Sunday, March 15, 2009

One is the Lonliest Number

Yesterday Brian left for the Netherlands on a work-related trip to visit Da-Lite's sister company, Projecta. He was scheduled to spend today in Amsterdam being a tourist and then hopping on a train on Monday to Weert to visit Projecta. I'm so happy for him that he's going to experience Europe and a different culture. (Never mind that I booked a trip to Italy just two weeks prior to finding out about this trip so that Brian could experience Europe and then he goes and takes off for the Netherlands.)

I dropped him off at Da-Lite yesterday at 4:00 p.m. and on the way home I had this wonderful feeling come over me. A feeling of total freedom for five days, of completely selfish "Lisa" time.
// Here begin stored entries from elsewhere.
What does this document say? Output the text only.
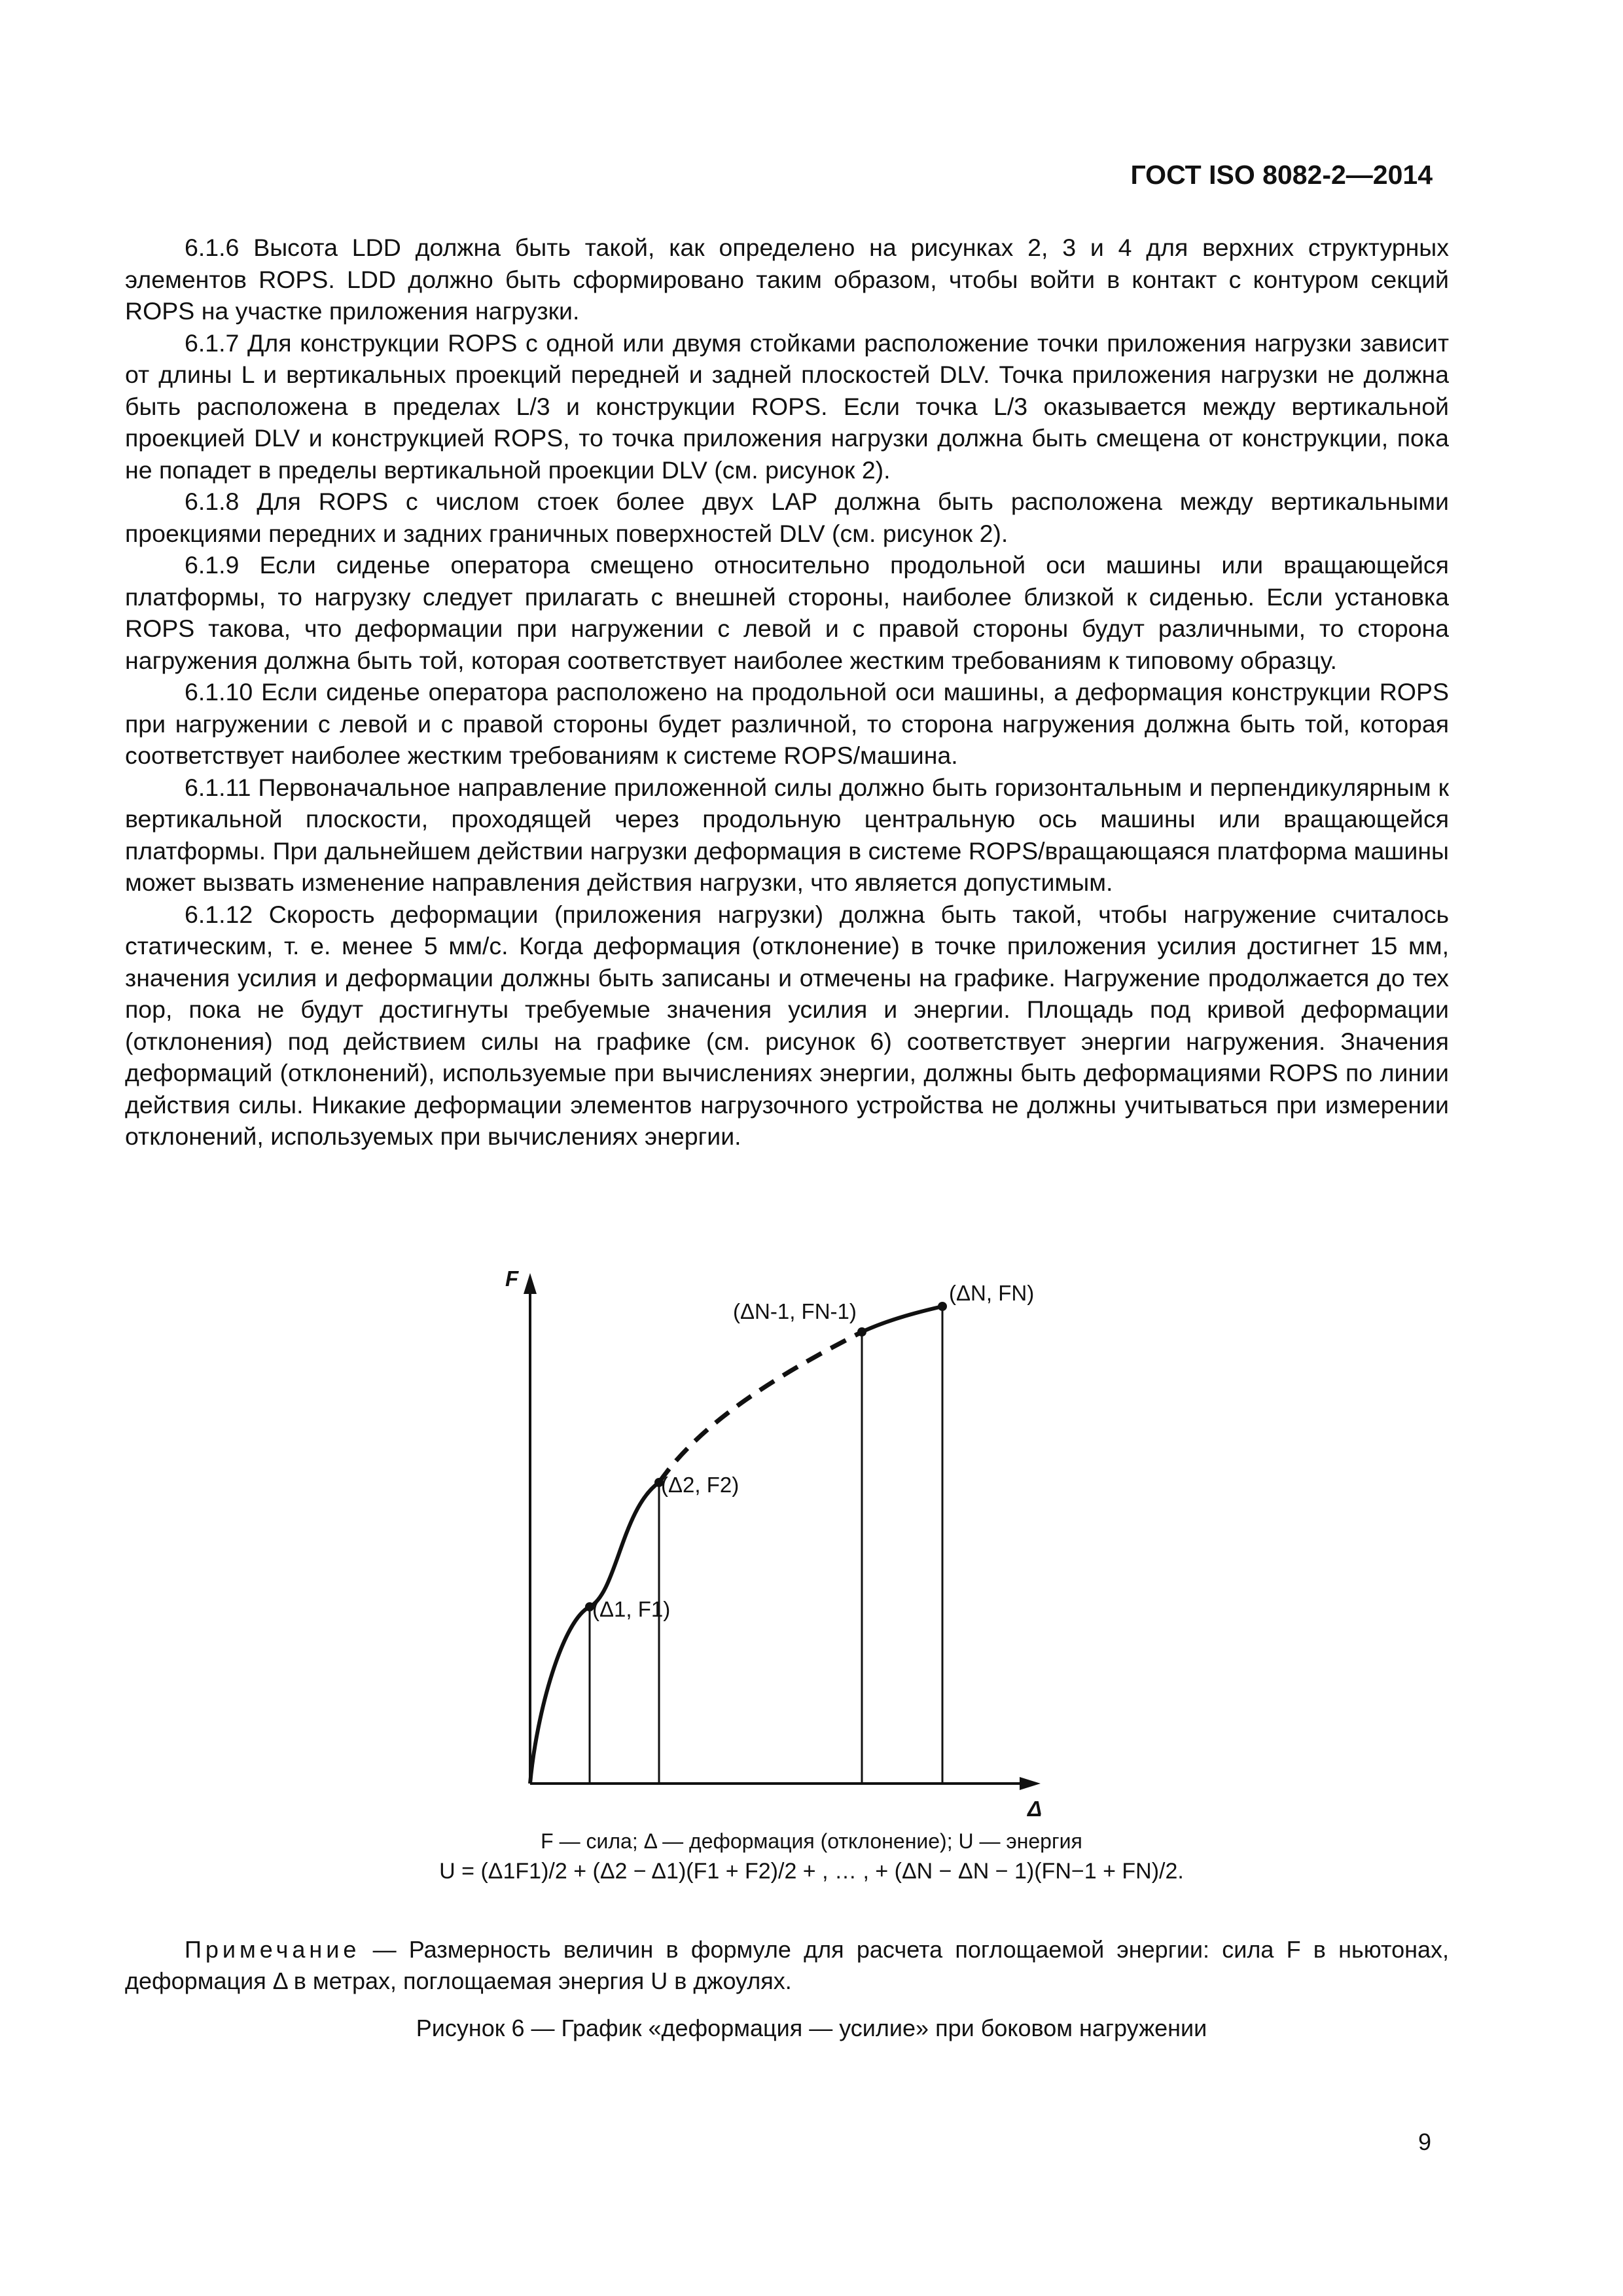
ГОСТ ISO 8082-2—2014

6.1.6 Высота LDD должна быть такой, как определено на рисунках 2, 3 и 4 для верхних структурных элементов ROPS. LDD должно быть сформировано таким образом, чтобы войти в контакт с контуром секций ROPS на участке приложения нагрузки.

6.1.7 Для конструкции ROPS с одной или двумя стойками расположение точки приложения нагрузки зависит от длины L и вертикальных проекций передней и задней плоскостей DLV. Точка приложения нагрузки не должна быть расположена в пределах L/3 и конструкции ROPS. Если точка L/3 оказывается между вертикальной проекцией DLV и конструкцией ROPS, то точка приложения нагрузки должна быть смещена от конструкции, пока не попадет в пределы вертикальной проекции DLV (см. рисунок 2).

6.1.8 Для ROPS с числом стоек более двух LAP должна быть расположена между вертикальными проекциями передних и задних граничных поверхностей DLV (см. рисунок 2).

6.1.9 Если сиденье оператора смещено относительно продольной оси машины или вращающейся платформы, то нагрузку следует прилагать с внешней стороны, наиболее близкой к сиденью. Если установка ROPS такова, что деформации при нагружении с левой и с правой стороны будут различными, то сторона нагружения должна быть той, которая соответствует наиболее жестким требованиям к типовому образцу.

6.1.10 Если сиденье оператора расположено на продольной оси машины, а деформация конструкции ROPS при нагружении с левой и с правой стороны будет различной, то сторона нагружения должна быть той, которая соответствует наиболее жестким требованиям к системе ROPS/машина.

6.1.11 Первоначальное направление приложенной силы должно быть горизонтальным и перпендикулярным к вертикальной плоскости, проходящей через продольную центральную ось машины или вращающейся платформы. При дальнейшем действии нагрузки деформация в системе ROPS/вращающаяся платформа машины может вызвать изменение направления действия нагрузки, что является допустимым.

6.1.12 Скорость деформации (приложения нагрузки) должна быть такой, чтобы нагружение считалось статическим, т. е. менее 5 мм/с. Когда деформация (отклонение) в точке приложения усилия достигнет 15 мм, значения усилия и деформации должны быть записаны и отмечены на графике. Нагружение продолжается до тех пор, пока не будут достигнуты требуемые значения усилия и энергии. Площадь под кривой деформации (отклонения) под действием силы на графике (см. рисунок 6) соответствует энергии нагружения. Значения деформаций (отклонений), используемые при вычислениях энергии, должны быть деформациями ROPS по линии действия силы. Никакие деформации элементов нагрузочного устройства не должны учитываться при измерении отклонений, используемых при вычислениях энергии.

F
Δ
(Δ1, F1)
(Δ2, F2)
(ΔN-1, FN-1)
(ΔN, FN)
F — сила; Δ — деформация (отклонение); U — энергия
U = (Δ1F1)/2 + (Δ2 − Δ1)(F1 + F2)/2 + , … , + (ΔN − ΔN − 1)(FN−1 + FN)/2.
Примечание — Размерность величин в формуле для расчета поглощаемой энергии: сила F в ньютонах, деформация Δ в метрах, поглощаемая энергия U в джоулях.
Рисунок 6 — График «деформация — усилие» при боковом нагружении
9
Ahhhhhhh!

Immediately this feeling was followed by guilt and worry. What if by feeling happy about my vacation in solitude I cause his plane to crash and he dies? I only want five days alone, not a life-time. Is that so wrong? I'm sure I'll be really ready for him to come home at the end of that time and I immensely enjoy the time we spend together. But if his plane went down I was going to feel really bad. So, I was quite relieved to get his phone call this afternoon saying that he had arrived safely and was having a wonderful time. Phew!

So now I have begun enjoying my alone time. Knitting and surfing the net and cooking very little and keeping my house tidy and not sharing the bathroom on a Sunday morning and watching only what I want on TV. Bliss.